So, it’s not entirely my fault that I’ve not updated lately. Did you know they don’t give you computer access in the loony bin?
Okay, so maybe my jokes really aren’t that funny.
Normally I would feel weird even talking about all of this and would never even think about making something as public as a blog post about it, but I’ve decided that I’m going to stop trying to hide that part of me, and so far it’s making this thing called ‘recovery’ a little easier.
On Saturday January 25th, I overdosed on my antidepressants and anxiety meds. I don’t remember the majority of that weekend, but I remember taking the pills. I remember wanting to fall asleep and not wake up.
I don’t remember what finally pushed me over the edge; after all, I’d been depressed for years and suicidal for months at that point. I don’t remember what turned all the thoughts, the plans, into reality, I just wanted it to work. It didn’t though, and for that I’m grateful.
My soon-to-be ex-husband found me at noon, Sunday the 26th. When he had trouble waking me up, I couldn’t remember what was said two minutes previously and he found the empty pill bottles, phone calls to my mother and an ambulance were made.
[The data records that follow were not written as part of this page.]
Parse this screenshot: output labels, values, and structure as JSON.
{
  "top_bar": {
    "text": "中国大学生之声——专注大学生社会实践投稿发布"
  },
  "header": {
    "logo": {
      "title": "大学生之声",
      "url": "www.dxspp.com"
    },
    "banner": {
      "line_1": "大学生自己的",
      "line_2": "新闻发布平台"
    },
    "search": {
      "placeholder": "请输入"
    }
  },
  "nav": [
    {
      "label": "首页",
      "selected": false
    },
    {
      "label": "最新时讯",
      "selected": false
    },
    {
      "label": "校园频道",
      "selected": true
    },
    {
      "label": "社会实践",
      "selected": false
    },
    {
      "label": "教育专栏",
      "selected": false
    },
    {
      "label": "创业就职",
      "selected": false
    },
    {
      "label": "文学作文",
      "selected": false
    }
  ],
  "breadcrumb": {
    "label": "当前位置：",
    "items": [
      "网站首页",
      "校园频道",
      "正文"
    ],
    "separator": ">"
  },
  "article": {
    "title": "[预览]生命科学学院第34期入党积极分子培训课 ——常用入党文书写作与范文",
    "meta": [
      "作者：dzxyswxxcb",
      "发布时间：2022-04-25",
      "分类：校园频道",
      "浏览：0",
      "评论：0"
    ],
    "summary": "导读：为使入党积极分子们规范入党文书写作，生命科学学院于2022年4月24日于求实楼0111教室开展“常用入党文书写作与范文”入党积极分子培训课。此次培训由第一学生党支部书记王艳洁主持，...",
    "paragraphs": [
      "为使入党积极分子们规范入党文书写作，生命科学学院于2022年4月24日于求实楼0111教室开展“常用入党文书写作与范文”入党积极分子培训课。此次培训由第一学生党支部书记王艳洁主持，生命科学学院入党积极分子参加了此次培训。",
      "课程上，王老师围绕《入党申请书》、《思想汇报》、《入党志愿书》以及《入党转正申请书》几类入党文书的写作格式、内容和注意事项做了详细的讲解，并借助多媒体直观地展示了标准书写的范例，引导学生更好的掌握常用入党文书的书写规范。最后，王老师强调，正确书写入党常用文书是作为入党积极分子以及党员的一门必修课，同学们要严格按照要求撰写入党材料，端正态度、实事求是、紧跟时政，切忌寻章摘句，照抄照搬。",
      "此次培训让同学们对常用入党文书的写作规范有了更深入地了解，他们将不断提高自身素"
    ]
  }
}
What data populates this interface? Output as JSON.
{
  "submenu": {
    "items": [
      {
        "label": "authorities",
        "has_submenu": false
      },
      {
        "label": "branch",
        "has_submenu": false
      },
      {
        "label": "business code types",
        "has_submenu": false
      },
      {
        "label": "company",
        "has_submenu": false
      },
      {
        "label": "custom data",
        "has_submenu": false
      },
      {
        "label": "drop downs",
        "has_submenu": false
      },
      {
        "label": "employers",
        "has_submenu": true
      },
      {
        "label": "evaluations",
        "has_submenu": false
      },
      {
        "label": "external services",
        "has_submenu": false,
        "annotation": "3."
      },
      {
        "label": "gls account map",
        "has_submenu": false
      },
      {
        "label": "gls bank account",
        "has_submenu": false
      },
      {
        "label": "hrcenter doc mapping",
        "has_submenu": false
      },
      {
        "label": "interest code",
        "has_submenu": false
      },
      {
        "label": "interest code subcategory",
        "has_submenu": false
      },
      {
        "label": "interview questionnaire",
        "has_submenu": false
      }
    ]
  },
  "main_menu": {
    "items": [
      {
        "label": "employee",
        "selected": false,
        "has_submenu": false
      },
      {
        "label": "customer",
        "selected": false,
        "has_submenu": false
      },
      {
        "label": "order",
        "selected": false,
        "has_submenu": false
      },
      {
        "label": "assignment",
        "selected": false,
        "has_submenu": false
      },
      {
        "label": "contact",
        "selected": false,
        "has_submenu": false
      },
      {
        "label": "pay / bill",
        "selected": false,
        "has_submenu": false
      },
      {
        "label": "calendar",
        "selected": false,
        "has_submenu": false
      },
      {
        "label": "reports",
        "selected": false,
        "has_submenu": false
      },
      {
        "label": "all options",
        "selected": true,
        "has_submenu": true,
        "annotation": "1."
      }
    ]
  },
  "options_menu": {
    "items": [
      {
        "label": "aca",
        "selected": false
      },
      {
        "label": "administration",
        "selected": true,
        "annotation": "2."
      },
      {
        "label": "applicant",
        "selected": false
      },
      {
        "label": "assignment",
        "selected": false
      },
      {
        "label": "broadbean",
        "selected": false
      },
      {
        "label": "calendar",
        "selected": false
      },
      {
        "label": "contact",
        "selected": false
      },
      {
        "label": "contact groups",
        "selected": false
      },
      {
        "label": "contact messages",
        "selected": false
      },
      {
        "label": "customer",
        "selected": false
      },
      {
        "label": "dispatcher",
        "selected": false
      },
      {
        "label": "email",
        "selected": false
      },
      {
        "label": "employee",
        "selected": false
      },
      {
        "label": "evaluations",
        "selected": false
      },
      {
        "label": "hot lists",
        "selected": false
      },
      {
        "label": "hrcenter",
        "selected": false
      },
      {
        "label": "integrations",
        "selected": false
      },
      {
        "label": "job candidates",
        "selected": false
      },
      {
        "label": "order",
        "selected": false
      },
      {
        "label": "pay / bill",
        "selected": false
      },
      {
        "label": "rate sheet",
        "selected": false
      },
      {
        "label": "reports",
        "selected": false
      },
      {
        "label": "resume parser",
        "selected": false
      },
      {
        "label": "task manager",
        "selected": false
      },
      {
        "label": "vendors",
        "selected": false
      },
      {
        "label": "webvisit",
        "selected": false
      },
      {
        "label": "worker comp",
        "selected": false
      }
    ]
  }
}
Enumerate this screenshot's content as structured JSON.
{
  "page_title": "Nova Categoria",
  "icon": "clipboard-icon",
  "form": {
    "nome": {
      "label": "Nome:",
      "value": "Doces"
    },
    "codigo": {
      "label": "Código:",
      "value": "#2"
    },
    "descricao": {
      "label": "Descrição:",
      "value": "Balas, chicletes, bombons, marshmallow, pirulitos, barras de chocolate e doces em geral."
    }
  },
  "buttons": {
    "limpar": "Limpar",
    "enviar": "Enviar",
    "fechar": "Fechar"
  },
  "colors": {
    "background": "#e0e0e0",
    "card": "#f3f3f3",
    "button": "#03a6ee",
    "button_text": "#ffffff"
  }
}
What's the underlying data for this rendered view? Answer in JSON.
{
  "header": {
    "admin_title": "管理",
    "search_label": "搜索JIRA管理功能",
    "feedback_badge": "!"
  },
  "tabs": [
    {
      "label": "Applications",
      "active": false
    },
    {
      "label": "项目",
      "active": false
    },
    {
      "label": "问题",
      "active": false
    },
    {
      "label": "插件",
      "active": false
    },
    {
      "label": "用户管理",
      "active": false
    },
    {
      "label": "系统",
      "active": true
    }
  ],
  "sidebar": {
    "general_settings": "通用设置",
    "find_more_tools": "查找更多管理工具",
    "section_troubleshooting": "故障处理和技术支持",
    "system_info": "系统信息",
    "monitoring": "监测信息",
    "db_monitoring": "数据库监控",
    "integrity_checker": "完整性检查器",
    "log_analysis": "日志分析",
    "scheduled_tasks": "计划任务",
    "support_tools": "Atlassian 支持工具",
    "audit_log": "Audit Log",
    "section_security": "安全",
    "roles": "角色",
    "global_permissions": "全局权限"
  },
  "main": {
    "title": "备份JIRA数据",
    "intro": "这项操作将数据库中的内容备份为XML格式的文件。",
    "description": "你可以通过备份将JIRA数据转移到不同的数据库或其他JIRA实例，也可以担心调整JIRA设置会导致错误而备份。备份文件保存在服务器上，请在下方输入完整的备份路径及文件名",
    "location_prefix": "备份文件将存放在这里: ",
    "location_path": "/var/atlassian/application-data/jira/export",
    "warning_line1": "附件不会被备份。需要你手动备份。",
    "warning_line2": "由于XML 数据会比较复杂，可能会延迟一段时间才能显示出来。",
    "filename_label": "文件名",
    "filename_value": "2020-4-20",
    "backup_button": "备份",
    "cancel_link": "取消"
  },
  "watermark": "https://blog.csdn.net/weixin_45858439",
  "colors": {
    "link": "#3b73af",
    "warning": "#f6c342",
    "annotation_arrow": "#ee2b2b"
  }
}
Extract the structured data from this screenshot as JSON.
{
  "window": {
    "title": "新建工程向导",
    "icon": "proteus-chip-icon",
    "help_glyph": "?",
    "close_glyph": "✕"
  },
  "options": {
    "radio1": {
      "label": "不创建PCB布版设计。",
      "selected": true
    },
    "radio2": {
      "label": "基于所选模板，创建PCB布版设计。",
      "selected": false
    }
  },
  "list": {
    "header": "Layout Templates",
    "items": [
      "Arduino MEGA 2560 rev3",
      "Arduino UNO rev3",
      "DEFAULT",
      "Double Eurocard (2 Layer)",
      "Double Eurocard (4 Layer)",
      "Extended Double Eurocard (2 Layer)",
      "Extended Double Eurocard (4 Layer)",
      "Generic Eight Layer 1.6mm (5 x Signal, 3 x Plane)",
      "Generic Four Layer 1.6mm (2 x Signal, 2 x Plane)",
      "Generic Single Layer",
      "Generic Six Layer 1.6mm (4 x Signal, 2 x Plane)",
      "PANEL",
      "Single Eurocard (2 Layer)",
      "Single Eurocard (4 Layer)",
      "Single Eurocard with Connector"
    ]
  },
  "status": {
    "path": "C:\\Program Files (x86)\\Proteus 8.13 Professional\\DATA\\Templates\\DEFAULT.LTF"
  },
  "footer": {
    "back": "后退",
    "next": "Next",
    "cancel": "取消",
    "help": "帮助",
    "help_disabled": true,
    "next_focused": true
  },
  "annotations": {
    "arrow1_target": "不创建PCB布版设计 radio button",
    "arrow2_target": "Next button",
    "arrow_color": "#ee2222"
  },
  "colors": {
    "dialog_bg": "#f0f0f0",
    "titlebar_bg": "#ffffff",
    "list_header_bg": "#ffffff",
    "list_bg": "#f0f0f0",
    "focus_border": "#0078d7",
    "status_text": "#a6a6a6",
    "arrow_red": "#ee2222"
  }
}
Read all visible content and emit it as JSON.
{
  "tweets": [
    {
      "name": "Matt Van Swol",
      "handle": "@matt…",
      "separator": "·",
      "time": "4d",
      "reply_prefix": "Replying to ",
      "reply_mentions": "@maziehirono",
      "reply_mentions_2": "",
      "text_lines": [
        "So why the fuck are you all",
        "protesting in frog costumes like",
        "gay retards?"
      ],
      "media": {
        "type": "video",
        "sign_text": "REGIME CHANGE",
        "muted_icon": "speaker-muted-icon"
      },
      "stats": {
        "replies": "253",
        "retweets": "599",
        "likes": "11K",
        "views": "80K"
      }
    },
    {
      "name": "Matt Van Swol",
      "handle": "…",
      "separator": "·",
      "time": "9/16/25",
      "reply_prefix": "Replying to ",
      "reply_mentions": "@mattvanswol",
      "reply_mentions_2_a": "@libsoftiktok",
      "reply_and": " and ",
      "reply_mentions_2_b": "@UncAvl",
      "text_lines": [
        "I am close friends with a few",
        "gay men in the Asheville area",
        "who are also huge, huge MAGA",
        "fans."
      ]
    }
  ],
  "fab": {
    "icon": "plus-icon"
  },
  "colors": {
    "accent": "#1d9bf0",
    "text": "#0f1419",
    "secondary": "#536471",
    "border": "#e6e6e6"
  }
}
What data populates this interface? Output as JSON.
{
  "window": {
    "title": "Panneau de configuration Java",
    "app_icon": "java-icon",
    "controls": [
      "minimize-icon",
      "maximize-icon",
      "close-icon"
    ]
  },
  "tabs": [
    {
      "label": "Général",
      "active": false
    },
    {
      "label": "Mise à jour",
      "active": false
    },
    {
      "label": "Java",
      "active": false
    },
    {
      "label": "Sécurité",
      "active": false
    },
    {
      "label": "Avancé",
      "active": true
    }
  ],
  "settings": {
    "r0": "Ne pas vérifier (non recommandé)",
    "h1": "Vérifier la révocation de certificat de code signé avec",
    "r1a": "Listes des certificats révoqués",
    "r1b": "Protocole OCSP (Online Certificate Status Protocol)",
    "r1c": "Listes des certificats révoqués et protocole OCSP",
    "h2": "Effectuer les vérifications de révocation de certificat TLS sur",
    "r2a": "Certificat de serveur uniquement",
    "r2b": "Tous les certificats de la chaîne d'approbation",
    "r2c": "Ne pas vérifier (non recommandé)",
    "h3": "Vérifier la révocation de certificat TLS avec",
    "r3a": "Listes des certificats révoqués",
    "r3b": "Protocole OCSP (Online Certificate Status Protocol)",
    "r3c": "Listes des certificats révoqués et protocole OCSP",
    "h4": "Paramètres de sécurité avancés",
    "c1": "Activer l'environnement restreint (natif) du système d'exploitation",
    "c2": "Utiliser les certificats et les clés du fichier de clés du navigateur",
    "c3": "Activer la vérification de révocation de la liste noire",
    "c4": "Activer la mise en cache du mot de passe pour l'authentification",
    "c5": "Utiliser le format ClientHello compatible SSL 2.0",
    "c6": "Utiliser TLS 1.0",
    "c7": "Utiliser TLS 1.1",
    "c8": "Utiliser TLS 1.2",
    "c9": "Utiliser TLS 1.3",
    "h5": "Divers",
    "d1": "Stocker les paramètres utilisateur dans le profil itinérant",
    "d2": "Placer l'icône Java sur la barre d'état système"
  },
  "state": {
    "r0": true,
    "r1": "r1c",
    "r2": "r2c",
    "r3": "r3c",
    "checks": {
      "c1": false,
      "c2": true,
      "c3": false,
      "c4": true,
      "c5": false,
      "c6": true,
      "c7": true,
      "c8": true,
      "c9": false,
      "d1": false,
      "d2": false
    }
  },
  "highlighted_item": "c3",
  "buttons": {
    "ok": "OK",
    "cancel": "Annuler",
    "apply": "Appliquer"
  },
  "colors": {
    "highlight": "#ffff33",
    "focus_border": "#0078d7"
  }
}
Long story short, I spent three weeks in the hospital. I had daily conversations with a psychiatrist, slept a lot, got my meds straightened out, and developed an almost unhealthy obsession with graham crackers. I felt almost as if time had paused. After all, I couldn’t be in the looney bin, right? I wasn’t really crazy.
I watched two roommates get ‘better’ and get released, but they still wouldn’t let me go.
I was in the hospital for three weeks. I was finally released on February 10th.
I have been living with my best friend since my hospital release. Sometimes I think a lot about my stay in the hospital, how it was similar and different to all the different books I had read. How even though I try to pretend that I’m okay, this was something I needed more than I had realized.
Now that I’m back in the real world, I go about my daily routine. I go to work, I come home, I read and watch insane movies with my friends. I’m a normal 20 year old.
But all of my friends know what happened. They see me as fragile, and even though I hate to think of myself as such, I can’t help but be thankful that they’re looking out for me like that. We’ll be watching a movie that someone has already seen and they’ll say “You probably shouldn’t watch this part,” or “Are you sure you’re up for straight up horror?” They’re taking care of me in the best way they know how, even with causal inquiries about whether or not I’ve taken my medicine. While sometimes it seems a little overly mothery, I know they’re doing the best they can and I appreciate every one of them for it.
That first night that I came home, my best friend and I had a ceremonious removal of the hospital bracelet and that night I made a silent vow to not hide my problems and instead be honest about who I am and what is going on with me. That is the only way I’m going to get any better.
My job also keeps me sane. My coworkers are the best I could possibly ask for. They’re a little crazy, but it’s the perfect kind of chaos and friendly teasing. Going to work has definitely added a sense of normality back into my life that has probably done wonders to my recovery.
I still have my days where I’m overly sad. I still have those times where all I want to do is lay in bed, but I know that while I can let myself give into those urges for a little while, I can’t let them control my life anymore.
So I sit here, 18 days later, as my follow up appointment approaches and I can’t help but reflect a little.
So I’m sorry if this post is a little rambly. I didn’t really plan it out before I started so thank you for bearing with me through all of this. I promise, my next post will be a little more put together.
On that note, I hope you all have a wonderful kick off to your weekend. I have what looks like a terribly awful horror movie and some coffee waiting for me. Cheers!